2.1.5. Les limites des provinces et des communes devraient coïncider, de manière qu’une commune n’appartienne qu’à une province.

2.2. Le corps électoral et le mode de scrutin
2.2.1. Le corps électoral

Le corps électoral pour les consultations relatives à l’organisation politique de la Nouvelle-Calédonie intervenant à l’issue du délai d’application du présent accord (point 5) comprendra exclusivement : les électeurs inscrits sur les listes électorales aux dates des consultations électorales prévues au 5 et qui ont été admis à participer au scrutin prévu à l’article 2 de la loi référendaire, ou qui remplissaient les conditions pour y participer, ainsi que ceux qui pourront justifier que les interruptions dans la continuité de leur domicile en Nouvelle-Calédonie étaient dues à des raisons professionnelles ou familiales, ceux qui, de statut coutumier ou nés en Nouvelle-Calédonie, y ont eu le centre de leurs intérêts matériels et moraux et ceux qui ne sont pas nés en Nouvelle-Calédonie mais dont l’un des parents y est né et qui y ont le centre de leurs intérêts matériels et moraux.

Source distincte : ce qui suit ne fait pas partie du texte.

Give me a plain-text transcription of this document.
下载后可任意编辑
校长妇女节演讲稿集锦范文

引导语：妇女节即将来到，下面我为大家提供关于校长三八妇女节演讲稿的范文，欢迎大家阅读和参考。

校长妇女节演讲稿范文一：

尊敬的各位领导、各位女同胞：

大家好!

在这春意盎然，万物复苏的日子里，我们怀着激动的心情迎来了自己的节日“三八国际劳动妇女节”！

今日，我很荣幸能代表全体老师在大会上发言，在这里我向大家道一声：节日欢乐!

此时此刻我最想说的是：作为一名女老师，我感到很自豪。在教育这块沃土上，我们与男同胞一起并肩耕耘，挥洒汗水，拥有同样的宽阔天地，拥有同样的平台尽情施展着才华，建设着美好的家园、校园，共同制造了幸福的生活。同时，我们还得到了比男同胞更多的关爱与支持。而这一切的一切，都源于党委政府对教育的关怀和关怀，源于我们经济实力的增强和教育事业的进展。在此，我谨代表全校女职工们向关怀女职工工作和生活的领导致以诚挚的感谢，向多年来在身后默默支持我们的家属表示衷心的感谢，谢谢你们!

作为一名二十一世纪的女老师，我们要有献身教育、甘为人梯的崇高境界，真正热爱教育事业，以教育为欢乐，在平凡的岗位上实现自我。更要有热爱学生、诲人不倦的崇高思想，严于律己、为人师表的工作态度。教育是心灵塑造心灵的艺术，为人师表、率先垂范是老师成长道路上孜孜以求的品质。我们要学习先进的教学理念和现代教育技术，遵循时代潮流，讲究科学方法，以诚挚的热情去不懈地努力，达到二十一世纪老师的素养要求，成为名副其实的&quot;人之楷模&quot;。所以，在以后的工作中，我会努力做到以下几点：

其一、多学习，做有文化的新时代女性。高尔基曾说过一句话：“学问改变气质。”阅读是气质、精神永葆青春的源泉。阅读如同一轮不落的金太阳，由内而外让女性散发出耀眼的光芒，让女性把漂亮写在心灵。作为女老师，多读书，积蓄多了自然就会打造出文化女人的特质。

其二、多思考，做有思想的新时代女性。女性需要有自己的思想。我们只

Pourront également voter pour ces consultations les jeunes atteignant la majorité électorale, inscrits sur les listes électorales, et qui, s’ils sont nés avant 1988, auront eu leur domicile en Nouvelle-Calédonie de 1988 à 1998 ou, s’ils sont nés après 1988, ont eu un de leurs parents qui remplissait ou aurait pu remplir les conditions pour voter au scrutin de la fin de 1998.

Pourront également voter à ces consultations les personnes qui pourront justifier, en 2013, de vingt ans de domicile continu en Nouvelle-Calédonie.